De placas solo va quien tiene Vigor 3 o 4. Eso no es un accidente del cálculo: es la razón por la que en Eleina la caballería pesada es cara y escasa.
La compañía
Un caballo no se carga: va contigo. Las monturas, las mascotas y los ayudantes tienen su propio sitio en la ficha y no cuentan Estorbo, porque no los llevas encima —tiran de ti, o tú de ellos, según el día.
Lo que sí pesa es el papel. Un taller compartido, una parte de una nave o una patente de corso no se cargan a la espalda, pero el documento que los acredita sí se anota, con Estorbo 0: si lo pierdes, pierdes lo que probaba. Un mercader sin su libro de cuentas es un hombre con una mula.
Lo que puedes permitirte. Tu Camino te da un escalón social —Bronce, Plata u Oro, del 1 al 5— y las cosas comprables tienen su propio escalón. Compararlos resuelve casi todo:
| Lo que cuesta | Qué pasa |
|---|---|
| Por debajo de tu escalón | Lo tienes.
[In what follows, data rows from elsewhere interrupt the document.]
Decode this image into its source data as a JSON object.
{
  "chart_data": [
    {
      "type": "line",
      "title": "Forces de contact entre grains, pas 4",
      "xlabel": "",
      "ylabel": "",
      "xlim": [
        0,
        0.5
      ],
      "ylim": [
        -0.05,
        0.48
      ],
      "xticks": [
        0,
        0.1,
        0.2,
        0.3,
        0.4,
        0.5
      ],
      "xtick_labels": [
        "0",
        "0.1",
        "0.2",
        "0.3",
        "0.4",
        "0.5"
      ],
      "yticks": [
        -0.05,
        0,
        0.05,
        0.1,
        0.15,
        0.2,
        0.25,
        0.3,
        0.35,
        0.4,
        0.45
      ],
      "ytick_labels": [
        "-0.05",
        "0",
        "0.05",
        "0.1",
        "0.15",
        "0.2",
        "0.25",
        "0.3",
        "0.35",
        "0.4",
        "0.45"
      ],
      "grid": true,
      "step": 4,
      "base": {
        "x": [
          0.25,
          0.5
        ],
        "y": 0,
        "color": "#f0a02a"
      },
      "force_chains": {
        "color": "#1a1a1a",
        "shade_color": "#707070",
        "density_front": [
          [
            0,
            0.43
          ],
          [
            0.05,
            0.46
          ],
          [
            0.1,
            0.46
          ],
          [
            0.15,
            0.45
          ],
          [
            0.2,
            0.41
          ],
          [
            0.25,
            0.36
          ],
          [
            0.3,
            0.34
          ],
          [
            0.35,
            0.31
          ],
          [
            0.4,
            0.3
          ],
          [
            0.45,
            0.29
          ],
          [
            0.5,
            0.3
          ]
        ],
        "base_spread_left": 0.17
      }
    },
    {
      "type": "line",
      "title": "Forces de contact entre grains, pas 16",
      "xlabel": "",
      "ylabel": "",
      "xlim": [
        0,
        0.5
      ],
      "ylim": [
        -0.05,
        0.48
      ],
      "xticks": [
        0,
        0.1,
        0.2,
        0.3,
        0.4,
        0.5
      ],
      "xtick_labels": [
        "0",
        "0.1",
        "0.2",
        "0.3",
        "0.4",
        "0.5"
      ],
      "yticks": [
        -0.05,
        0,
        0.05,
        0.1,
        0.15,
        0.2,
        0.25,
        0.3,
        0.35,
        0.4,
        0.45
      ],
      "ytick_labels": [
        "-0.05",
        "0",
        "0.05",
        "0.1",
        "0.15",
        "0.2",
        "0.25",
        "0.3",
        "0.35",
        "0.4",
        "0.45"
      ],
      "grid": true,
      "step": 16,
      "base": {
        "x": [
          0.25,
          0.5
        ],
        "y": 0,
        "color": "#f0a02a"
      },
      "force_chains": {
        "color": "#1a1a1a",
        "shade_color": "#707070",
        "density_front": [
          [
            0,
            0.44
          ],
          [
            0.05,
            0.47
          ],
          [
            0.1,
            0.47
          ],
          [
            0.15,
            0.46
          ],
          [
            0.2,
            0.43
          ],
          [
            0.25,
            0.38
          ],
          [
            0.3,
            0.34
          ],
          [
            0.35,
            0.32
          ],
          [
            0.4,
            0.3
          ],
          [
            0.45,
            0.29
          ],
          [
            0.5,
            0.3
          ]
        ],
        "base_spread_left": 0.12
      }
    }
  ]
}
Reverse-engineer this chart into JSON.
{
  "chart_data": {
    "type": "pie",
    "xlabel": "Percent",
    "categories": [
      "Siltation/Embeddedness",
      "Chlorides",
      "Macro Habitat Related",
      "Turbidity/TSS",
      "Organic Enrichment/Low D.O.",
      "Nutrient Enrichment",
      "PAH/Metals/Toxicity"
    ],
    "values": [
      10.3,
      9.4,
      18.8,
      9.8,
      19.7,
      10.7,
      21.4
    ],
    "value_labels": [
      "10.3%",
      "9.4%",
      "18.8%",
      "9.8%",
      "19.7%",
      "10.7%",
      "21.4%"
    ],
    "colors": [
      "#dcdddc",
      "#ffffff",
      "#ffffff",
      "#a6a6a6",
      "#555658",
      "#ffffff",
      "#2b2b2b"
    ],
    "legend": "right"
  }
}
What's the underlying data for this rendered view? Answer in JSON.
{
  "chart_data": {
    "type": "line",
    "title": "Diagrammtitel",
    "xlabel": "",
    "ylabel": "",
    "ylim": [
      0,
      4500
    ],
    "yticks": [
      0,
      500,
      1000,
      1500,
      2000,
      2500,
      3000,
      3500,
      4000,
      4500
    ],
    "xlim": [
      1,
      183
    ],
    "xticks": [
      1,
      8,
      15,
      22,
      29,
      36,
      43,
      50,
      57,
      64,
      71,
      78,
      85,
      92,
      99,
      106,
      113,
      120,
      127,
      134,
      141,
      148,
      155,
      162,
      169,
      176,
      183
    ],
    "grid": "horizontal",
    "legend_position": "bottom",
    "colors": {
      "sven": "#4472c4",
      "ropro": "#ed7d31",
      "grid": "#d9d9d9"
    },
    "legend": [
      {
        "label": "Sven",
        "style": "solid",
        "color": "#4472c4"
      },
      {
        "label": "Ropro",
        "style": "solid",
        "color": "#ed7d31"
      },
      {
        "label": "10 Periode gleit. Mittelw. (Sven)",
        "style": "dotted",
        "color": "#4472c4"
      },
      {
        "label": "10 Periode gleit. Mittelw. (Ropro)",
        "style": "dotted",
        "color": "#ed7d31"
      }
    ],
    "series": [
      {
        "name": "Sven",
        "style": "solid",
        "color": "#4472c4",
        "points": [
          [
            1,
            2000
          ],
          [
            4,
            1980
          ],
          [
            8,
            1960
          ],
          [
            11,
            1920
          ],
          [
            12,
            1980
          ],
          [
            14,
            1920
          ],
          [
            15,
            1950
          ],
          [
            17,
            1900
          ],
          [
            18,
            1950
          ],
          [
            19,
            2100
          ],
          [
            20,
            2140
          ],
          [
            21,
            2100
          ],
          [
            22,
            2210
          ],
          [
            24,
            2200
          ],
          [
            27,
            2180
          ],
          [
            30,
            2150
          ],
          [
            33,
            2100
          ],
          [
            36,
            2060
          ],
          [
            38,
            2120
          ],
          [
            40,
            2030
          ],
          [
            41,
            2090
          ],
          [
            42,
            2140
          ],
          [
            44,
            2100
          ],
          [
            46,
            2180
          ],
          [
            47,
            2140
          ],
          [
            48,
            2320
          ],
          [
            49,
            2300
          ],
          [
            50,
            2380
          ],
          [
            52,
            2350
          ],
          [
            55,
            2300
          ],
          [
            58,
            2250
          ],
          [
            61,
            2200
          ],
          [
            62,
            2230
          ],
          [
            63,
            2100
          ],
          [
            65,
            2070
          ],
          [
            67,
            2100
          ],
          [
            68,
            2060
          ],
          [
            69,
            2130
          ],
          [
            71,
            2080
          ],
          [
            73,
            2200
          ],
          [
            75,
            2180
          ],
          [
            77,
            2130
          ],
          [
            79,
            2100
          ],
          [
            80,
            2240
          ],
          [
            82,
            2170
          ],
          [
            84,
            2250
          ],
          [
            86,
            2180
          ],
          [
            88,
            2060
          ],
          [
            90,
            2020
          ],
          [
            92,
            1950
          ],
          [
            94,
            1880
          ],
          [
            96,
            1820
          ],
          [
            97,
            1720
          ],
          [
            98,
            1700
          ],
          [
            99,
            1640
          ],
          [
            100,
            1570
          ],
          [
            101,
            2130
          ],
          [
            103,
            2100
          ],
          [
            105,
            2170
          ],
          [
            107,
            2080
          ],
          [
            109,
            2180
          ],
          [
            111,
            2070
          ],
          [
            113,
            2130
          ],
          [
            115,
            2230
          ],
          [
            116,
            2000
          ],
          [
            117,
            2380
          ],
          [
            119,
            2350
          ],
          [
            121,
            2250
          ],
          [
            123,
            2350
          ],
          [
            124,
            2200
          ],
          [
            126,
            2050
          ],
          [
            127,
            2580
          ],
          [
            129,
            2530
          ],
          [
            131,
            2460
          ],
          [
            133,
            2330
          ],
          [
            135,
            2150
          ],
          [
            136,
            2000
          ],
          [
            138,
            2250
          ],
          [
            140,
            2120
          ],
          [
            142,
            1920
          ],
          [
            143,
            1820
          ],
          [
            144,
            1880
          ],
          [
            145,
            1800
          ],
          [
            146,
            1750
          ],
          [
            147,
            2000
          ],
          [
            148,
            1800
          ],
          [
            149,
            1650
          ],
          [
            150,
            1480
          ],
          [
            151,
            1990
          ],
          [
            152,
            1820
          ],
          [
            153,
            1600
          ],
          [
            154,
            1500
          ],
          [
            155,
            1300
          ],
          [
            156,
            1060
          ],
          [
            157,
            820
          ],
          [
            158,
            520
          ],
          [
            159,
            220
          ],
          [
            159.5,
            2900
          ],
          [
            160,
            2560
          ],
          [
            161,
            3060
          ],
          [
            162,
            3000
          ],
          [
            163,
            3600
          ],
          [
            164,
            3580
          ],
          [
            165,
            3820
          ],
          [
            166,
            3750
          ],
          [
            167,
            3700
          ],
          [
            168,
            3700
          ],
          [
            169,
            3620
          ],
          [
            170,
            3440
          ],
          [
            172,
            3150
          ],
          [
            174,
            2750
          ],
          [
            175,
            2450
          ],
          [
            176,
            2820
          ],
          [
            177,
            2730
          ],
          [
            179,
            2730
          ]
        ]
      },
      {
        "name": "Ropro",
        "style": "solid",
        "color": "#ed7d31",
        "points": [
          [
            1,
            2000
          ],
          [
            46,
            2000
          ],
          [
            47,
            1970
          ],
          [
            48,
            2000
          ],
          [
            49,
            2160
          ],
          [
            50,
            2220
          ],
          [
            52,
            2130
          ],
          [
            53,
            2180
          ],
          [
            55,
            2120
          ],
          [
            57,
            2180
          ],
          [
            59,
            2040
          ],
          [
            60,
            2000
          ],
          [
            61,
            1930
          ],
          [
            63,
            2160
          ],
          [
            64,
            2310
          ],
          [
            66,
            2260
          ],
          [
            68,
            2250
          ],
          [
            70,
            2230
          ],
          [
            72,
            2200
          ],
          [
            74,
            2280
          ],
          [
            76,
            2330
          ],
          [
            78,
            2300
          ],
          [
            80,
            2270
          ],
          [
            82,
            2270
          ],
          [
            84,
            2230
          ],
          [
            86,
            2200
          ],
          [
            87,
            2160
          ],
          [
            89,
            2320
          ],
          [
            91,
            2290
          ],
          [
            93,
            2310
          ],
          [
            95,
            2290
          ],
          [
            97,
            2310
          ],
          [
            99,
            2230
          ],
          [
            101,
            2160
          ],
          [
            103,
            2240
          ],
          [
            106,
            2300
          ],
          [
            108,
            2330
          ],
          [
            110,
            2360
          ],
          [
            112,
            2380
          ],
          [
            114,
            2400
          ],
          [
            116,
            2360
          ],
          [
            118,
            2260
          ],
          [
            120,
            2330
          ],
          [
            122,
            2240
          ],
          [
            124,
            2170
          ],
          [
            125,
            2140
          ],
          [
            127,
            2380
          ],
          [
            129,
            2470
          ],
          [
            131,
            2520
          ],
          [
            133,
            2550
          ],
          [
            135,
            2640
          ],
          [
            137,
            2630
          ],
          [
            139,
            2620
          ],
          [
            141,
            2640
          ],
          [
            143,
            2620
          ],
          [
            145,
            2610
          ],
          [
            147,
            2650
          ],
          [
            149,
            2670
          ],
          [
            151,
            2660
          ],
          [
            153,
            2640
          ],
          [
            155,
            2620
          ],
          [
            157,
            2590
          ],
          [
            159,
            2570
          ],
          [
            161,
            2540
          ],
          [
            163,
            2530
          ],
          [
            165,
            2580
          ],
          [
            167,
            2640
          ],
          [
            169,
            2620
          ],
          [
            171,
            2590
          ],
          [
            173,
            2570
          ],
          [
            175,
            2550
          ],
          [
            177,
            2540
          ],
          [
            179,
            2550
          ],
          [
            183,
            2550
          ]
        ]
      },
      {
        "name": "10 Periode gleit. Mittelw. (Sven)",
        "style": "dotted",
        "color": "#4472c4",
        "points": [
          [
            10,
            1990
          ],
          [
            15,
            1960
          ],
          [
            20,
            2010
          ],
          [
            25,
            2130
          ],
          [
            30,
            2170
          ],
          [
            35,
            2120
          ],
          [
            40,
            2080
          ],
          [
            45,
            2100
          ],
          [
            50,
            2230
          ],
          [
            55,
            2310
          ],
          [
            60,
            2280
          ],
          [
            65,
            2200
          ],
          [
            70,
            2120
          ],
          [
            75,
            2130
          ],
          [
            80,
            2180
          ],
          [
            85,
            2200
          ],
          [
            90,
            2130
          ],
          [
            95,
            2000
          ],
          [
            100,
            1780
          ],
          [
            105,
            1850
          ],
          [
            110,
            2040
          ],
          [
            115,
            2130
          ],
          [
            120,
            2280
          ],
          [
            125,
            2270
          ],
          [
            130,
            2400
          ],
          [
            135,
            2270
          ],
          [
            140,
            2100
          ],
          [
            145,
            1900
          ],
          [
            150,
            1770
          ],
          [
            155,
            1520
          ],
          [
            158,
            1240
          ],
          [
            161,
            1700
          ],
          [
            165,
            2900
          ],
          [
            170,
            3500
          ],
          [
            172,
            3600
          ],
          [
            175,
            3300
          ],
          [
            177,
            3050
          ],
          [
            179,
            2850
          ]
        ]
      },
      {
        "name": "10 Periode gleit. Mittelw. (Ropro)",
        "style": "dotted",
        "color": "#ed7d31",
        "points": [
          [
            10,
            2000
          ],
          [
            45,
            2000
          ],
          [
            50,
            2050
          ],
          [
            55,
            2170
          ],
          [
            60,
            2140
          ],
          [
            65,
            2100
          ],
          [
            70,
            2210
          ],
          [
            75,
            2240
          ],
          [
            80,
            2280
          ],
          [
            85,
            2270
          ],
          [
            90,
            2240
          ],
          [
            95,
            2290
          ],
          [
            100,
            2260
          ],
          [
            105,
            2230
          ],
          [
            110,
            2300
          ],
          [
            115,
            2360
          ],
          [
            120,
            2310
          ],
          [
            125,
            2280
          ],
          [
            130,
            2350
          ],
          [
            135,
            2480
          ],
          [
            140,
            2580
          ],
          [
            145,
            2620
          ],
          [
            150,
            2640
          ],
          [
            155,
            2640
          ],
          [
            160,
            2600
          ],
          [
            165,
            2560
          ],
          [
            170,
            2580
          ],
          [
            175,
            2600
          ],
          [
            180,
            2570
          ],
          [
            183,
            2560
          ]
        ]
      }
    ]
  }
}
No se tira ni se anota |
| A tu altura, o uno por encima | Puedes, pero te aprieta: bajas un escalón hasta el siguiente Hito o hasta que la historia te reponga |
| Dos o tres por encima | No se compra solo. Hace falta un socio, un crédito o un favor, y eso es una escena |
| Cuatro o más | No se compra. Se consigue jugando |
Para orientarte con la escala: una comida caliente y una noche en el suelo de una taberna son Bronce 1. Ropa decente, una daga y un sitio en un carro, Bronce 3. Un arma de mano, una cota de cuero o un caballo de tiro, Plata 1. Una cota de malla, un caballo de silla o sobornar a un guardia, Plata 3. Una casa en una ciudad o un caballo de guerra, Oro 1. Un barco pequeño, Oro 3. Tierras y título, Oro 5.
Qué cuesta y qué pesa cada cosa, de la jarra de cerveza a las tierras con título, está en su propia lista: Qué cuesta y qué pesa cada cosa.
Vender funciona al revés y con freno: convertir un botín en dinero te sube un escalón solo si ese botín valía dos por encima del tuyo. Cargar con trescientas dagas oxidadas no hace rico a nadie.
Cuando el dinero es la historia —el rescate, el soborno de mil coronas, la deuda que te persigue— se habla en monedas y se cuenta como lo que es. El escalón sustituye a la contabilidad, no a la trama.